The Newest Member Of The Mag 7

The current AI boom just had a stunning revelation, and I will tell you about it here.

Read this to understand how AI tech could potentially enlarge to the Magnificent 8.

If you want to invest in a company that is guaranteed to be part of the AI boom, then look no further than Oracle (ORCL).

They were mainly known as a data center infrastructure stock, but that service now has an AI application and has re-injected real mojo back into the business model.

The company has turned around its fortunes and was considered a dead fish only just a few years ago.

They missed earnings, but nobody cared about that because of what they said after.

Investors just wanted to hear about what they said about AI, and what they said was that they expect an explosion of revenue via AI.

Anything short of that AI trump card these days, then the stock will sink.

Nobody even cared that they woefully missed earnings – it’s small peanuts in the broader AI landscape. 

The market was fixated on the company’s explosive outlook for cloud infrastructure, fueled by artificial intelligence demand.

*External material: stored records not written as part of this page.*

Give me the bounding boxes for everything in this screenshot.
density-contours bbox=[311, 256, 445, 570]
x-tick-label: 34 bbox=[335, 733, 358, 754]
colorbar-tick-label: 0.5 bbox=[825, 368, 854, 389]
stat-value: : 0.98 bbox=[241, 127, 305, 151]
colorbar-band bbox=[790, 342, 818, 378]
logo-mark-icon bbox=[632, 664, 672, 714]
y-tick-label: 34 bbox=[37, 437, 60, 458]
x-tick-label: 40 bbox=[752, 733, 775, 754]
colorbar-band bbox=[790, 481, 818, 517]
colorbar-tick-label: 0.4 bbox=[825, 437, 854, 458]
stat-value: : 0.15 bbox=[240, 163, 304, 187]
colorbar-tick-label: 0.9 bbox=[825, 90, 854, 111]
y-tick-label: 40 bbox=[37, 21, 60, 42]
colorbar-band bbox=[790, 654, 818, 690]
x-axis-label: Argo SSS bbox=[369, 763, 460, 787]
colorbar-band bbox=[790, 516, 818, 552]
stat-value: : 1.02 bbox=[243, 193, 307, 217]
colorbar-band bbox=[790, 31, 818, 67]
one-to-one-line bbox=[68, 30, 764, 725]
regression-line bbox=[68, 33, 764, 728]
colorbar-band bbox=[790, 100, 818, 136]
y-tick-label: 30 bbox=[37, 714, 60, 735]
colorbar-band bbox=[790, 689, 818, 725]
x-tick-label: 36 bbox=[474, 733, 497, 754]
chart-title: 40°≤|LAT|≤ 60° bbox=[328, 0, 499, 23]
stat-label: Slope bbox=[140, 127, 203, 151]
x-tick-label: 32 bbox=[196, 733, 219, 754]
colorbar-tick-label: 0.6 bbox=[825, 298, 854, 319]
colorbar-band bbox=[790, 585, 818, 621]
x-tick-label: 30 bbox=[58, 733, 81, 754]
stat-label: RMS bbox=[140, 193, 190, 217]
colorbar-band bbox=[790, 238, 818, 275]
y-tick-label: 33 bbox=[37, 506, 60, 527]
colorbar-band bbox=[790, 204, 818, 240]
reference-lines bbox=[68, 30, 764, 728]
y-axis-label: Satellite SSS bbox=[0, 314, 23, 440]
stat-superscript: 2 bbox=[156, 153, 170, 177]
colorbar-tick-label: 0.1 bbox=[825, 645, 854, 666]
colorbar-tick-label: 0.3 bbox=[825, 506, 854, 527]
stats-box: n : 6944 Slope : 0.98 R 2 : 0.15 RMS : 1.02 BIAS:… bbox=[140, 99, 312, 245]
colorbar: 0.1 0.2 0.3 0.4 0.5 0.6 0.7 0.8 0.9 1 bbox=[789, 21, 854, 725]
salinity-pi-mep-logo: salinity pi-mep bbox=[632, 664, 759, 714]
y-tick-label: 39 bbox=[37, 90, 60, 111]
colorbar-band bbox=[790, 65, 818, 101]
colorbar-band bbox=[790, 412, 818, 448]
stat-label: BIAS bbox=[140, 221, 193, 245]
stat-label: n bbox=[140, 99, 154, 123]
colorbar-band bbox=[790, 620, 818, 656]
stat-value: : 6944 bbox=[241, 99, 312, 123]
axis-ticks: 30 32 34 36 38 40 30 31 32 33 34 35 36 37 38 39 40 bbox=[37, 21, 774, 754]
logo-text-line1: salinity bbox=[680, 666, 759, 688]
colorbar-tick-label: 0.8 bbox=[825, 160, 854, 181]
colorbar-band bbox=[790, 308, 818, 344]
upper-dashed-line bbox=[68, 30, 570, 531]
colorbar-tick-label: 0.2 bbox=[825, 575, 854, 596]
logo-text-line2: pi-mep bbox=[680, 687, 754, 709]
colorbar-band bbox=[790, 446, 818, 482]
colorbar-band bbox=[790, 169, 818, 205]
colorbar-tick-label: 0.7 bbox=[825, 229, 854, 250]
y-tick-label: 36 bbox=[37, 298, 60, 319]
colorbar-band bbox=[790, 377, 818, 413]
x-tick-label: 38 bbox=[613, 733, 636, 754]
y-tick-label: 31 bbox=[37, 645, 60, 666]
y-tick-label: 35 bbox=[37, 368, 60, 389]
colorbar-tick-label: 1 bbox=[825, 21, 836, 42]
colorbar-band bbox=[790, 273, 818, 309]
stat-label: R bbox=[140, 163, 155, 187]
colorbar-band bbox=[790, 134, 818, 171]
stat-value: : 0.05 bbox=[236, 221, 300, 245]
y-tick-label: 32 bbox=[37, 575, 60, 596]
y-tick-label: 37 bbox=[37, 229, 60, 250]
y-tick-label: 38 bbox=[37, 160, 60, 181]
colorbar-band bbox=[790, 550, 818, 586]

The core driver was Oracle’s remaining performance obligations (RPO), a key metric of future revenue from signed contracts, which skyrocketed 359% year-over-year to $455 billion—up from $99 billion a year earlier.

CEO Safra Catz highlighted four multibillion-dollar deals with three customers, including major AI players like OpenAI, xAI, and Meta, pushing Oracle Cloud Infrastructure (OCI) bookings toward a half-trillion-dollar backlog.

This reflects surging enterprise demand for scalable, cost-effective cloud capacity to train and deploy AI models.

Cloud revenue overall grew 28% to $7.2 billion, with OCI (infrastructure-as-a-service) up 55% to $3.3 billion, outpacing rivals and validating Oracle’s pivot from legacy database software to a full-stack AI hyperscaler.

Oracle projected OCI revenue at $18 billion 2026—a 77% jump from $10.3 billion in 2025, escalating to $144 billion by 2030, implying a compound annual growth rate exceeding 70% through the decade.

Co-founder Larry Ellison emphasized integrations with leading large language models like ChatGPT, Gemini, and Grok, enabling seamless AI reasoning on customer data stored in Oracle databases.

This positions Oracle as a “fourth hyperscaler” alongside AWS, Azure, and Google Cloud, capturing share in the $130 billion+ AI infrastructure market via partnerships like the OpenAI Stargate project for 4.5 gigawatts of U.S. data centers.

For the tech sector and stocks through the rest of 2025, Oracle’s results are a resounding bullish signal, reinforcing AI as the dominant growth narrative.

The sector, which comprises about 30% of the overall index, has been propelled by AI infrastructure spending, projected to exceed $200 billion globally this year. Oracle’s revenue explosion validates that enterprises are committing billions to cloud AI, easing fears of a post-hype slowdown.

This bodes well for other popular tech stocks like Nvidia, Broadcom, and the rest of big tech, whose cloud arms could see symbiotic gains from Oracle’s multicloud integrations.

Overall, Oracle’s surge signals sustained AI momentum, likely propelling tech indices higher through year-end.

Expect 30%% sector growth if bookings convert to revenue, though volatility persists from earnings cycles.

AI enablers will do overwhelmingly well in the short-term, and Oracle is certainly one of those stocks.

At this point, it is fair to call ORCL the newest of the AI darlings.